The International Water Management Institute (IWMI) is one of the great intellectual powerhouses of thought about water management. This book is an edited volume very largely written by researchers associated with IWMI, and hence is representative of the state of the art of thought about Integrated Water Management (IWM). However, it has the contradictions of an edited volume which is largely derived from papers—in this case, papers discussing management in individual river basins, presented at a workshop on IWM in 2000. The first of these contradictions is that the logic behind the choice of the basins is not entirely obvious; for example, there is no contribution on Australia or Spain. Both are arid countries. The evolution of the Council of Australian Governments (COAG) water reform process in Australia makes it perhaps the most interesting country for IWM in the world, and Spain has produced some of the historically most important examples of institutional evolution.
The case studies in the book are from France, Mexico, South Africa, Turkey, Vietnam, and the USA. One chapter is on the Imperial Valley in California, which is perhaps better seen as a failure rather than as a success: a triumph of subsidy over sustainability. The second contradiction in the volume is that there is a dominant “house” view which is not debated or argued. There is, for example, an implicit expectation that markets and prices are the best means of coordinating action. In the more recent literature, the different functions of pricing in terms of cost recovery, resource allocation, and in changing behavior have been differentiated, and a rather limited role for prices for the latter two purposes has been identified (Cornish et al 2004; Molle and Berkoff 2007). Equally, there is an absence of any sense of history. We have been managing water for millennia; there should be some lessons to learn from the past.
What we see from this book is that Integrated Water Management is currently still a vision rather than a blueprint. Asit Biswas (2004) travels the world asking to be shown a paradigmatic example of IWM, and claims that no one has ever offered an example of even a partial success. The important questions all remain to be answered: Can we do it at all? What do we mean by success if we can do it? And, what is the best means to deliver it? A conceptual weakness here is that whilst “Governance” is part of the book's subtitle, only a very limited definition of the term is provided in the opening chapter and it is then largely abandoned as a concept. The discussion of institutions is also mainly in terms of what institutional theory would label as organizations rather than as institutions: what North (1990) defined as the “players of the game,” whereas institutions are the “rules of the game.” Thus, the book fails to go into any detail on some of the more crucial and difficult issues of institutional design (IHDP 1998). The result is a discussion of work in progress rather than a recipe book of how to do it. Hence, the greatest interest may lie in what these case studies tell us about common problems.

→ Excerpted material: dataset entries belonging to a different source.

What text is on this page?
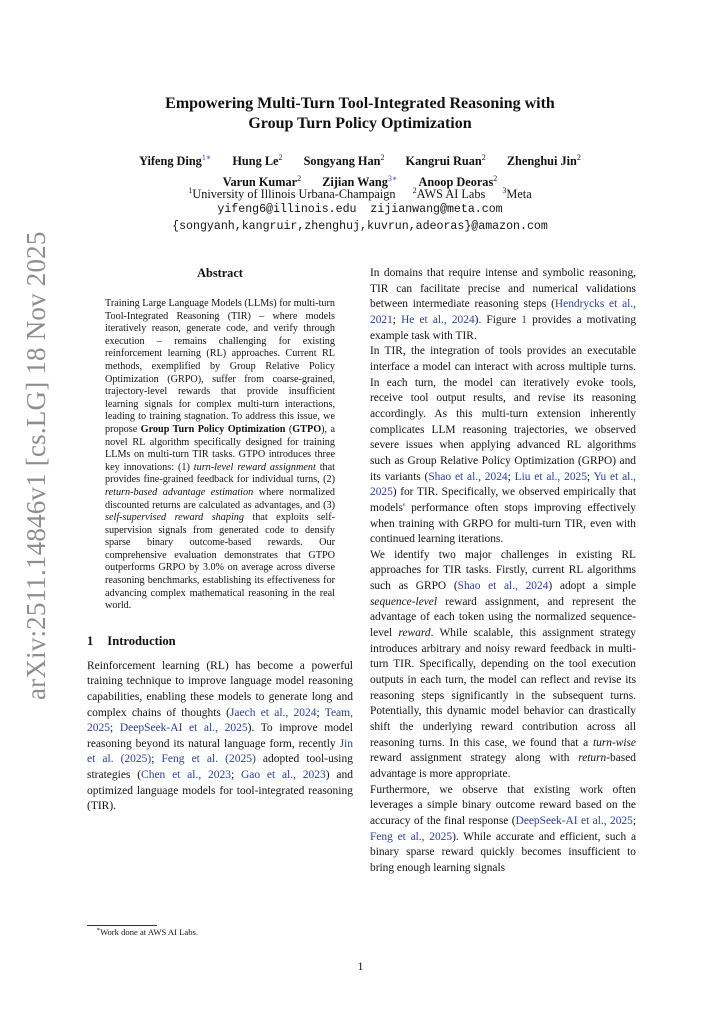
arXiv:2511.14846v1 [cs.LG] 18 Nov 2025
Empowering Multi-Turn Tool-Integrated Reasoning with
Group Turn Policy Optimization
Yifeng Ding$^{1∗}$ Hung Le$^2$ Songyang Han$^2$ Kangrui Ruan$^2$ Zhenghui Jin$^2$
Varun Kumar$^2$ Zijian Wang$^{3∗}$ Anoop Deoras$^2$
$^1$University of Illinois Urbana-Champaign $^2$AWS AI Labs $^3$Meta
yifeng6@illinois.edu  zijianwang@meta.com
{songyanh,kangruir,zhenghuj,kuvrun,adeoras}@amazon.com
Abstract

Training Large Language Models (LLMs) for multi-turn Tool-Integrated Reasoning (TIR) – where models iteratively reason, generate code, and verify through execution – remains challenging for existing reinforcement learning (RL) approaches. Current RL methods, exemplified by Group Relative Policy Optimization (GRPO), suffer from coarse-grained, trajectory-level rewards that provide insufficient learning signals for complex multi-turn interactions, leading to training stagnation. To address this issue, we propose Group Turn Policy Optimization (GTPO), a novel RL algorithm specifically designed for training LLMs on multi-turn TIR tasks. GTPO introduces three key innovations: (1) turn-level reward assignment that provides fine-grained feedback for individual turns, (2) return-based advantage estimation where normalized discounted returns are calculated as advantages, and (3) self-supervised reward shaping that exploits self-supervision signals from generated code to densify sparse binary outcome-based rewards. Our comprehensive evaluation demonstrates that GTPO outperforms GRPO by 3.0% on average across diverse reasoning benchmarks, establishing its effectiveness for advancing complex mathematical reasoning in the real world.

1 Introduction

Reinforcement learning (RL) has become a powerful training technique to improve language model reasoning capabilities, enabling these models to generate long and complex chains of thoughts (Jaech et al., 2024; Team, 2025; DeepSeek-AI et al., 2025). To improve model reasoning beyond its natural language form, recently Jin et al. (2025); Feng et al. (2025) adopted tool-using strategies (Chen et al., 2023; Gao et al., 2023) and optimized language models for tool-integrated reasoning (TIR).

In domains that require intense and symbolic reasoning, TIR can facilitate precise and numerical validations between intermediate reasoning steps (Hendrycks et al., 2021; He et al., 2024). Figure 1 provides a motivating example task with TIR.

In TIR, the integration of tools provides an executable interface a model can interact with across multiple turns. In each turn, the model can iteratively evoke tools, receive tool output results, and revise its reasoning accordingly. As this multi-turn extension inherently complicates LLM reasoning trajectories, we observed severe issues when applying advanced RL algorithms such as Group Relative Policy Optimization (GRPO) and its variants (Shao et al., 2024; Liu et al., 2025; Yu et al., 2025) for TIR. Specifically, we observed empirically that models' performance often stops improving effectively when training with GRPO for multi-turn TIR, even with continued learning iterations.

We identify two major challenges in existing RL approaches for TIR tasks. Firstly, current RL algorithms such as GRPO (Shao et al., 2024) adopt a simple sequence-level reward assignment, and represent the advantage of each token using the normalized sequence-level reward. While scalable, this assignment strategy introduces arbitrary and noisy reward feedback in multi-turn TIR. Specifically, depending on the tool execution outputs in each turn, the model can reflect and revise its reasoning steps significantly in the subsequent turns. Potentially, this dynamic model behavior can drastically shift the underlying reward contribution across all reasoning turns. In this case, we found that a turn-wise reward assignment strategy along with return-based advantage is more appropriate.

Furthermore, we observe that existing work often leverages a simple binary outcome reward based on the accuracy of the final response (DeepSeek-AI et al., 2025; Feng et al., 2025). While accurate and efficient, such a binary sparse reward quickly becomes insufficient to bring enough learning signals

∗Work done at AWS AI Labs.
1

One universal problem that emerges is the management of the groundwater resource. Here, rules have not caught up with technology. Until cheap kinetic energy was available, the physical limitations on the amount of water that could be extracted meant that groundwater could be left as an open-access resource. The subsequent development of cheap kinetic energy resulted almost universally in over-exploitation of groundwater. For the same reasons, groundwater has typically been left out of the analysis; the whole logic of catchment management is instead based upon runoff. Yet, the global groundwater resource is estimated to be around 70 times the global annual precipitation. Somewhat similarly, precipitation is seen as an open-access resource as well: each landowner has a free right to either capture that precipitation or to dispose of the runoff. Yet rivers are other people's runoff, and so the chapter on the Oliphants basin in South Africa reports that commercial forestry is regarded as a streamflow reduction activity and, hence, subject to the provisions of the National Water Act.
Overall, this is a book which is well worth reading even though it does not provide any general answers. The general answer at present may be that it is extremely difficult to deliver IWM and that, since there is no paradigmatic model of IWM to follow, perhaps the only way we can learn is from case studies. In this sense, failure may have as much to teach us as success.